Major depression disorder is defined in our textbook as a long lasting depressed mood that interferes with the ability to function, feel pleasure, or maintain interest in life. What exactly triggers depression is not fully known, but it is believed that depression is caused by a combination of several factors such as biological and psychosocial factors. One can't say that one factor is more important to the causes of depression than the other because both have its own significant role in depression.
Biological factors such as the fluctuation of chemicals in the brain and genetics play a major role in depression. Research has found that the imbalances of neurotransmitters, serotonin and norepinephrine, can cause a person to be depressed. A low level of serotonin may cause the person to have sleep problems, and to be anxious and irritable. Also a deficiency of norepinephrine, which regulates arousal and alertness, can make a person fatigue and loses the interest in everyday activities.

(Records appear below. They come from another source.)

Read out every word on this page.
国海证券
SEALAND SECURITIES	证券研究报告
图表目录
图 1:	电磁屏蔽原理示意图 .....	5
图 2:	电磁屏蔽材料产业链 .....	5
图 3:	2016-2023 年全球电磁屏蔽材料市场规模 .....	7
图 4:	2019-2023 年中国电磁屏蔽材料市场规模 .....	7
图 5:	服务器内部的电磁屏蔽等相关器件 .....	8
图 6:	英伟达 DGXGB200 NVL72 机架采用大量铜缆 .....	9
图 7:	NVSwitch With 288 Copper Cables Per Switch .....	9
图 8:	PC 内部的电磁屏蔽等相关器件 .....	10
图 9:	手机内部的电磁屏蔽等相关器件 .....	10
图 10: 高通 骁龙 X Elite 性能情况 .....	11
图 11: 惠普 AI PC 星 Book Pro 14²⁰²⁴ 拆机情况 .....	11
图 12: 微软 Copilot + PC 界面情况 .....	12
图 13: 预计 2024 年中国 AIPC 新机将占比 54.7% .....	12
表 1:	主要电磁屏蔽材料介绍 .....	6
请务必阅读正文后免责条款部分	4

Drugs that can alter the activities of these neurotransmitters can be taken to help decrease the symptoms of depression. Research has also found depression to be inheritable. Studies of identical twins showed that if one twin suffers from depression, the other twin has a 50 percent chance of getting it too.
Psychosocial causes vary in people with depression. Situations such as: stress from work, loss of a love one, relationship problems, traumatic events, or any other crises encounter may affect our thoughts, emotions, and behaviors. How people react to these situations may lead to the development of depression.
Both biological and psychosocial factors are important to the causes of depression. It is hard to scientifically test which factor is the primary cause. Both have its own contributions and they work together to cause depression.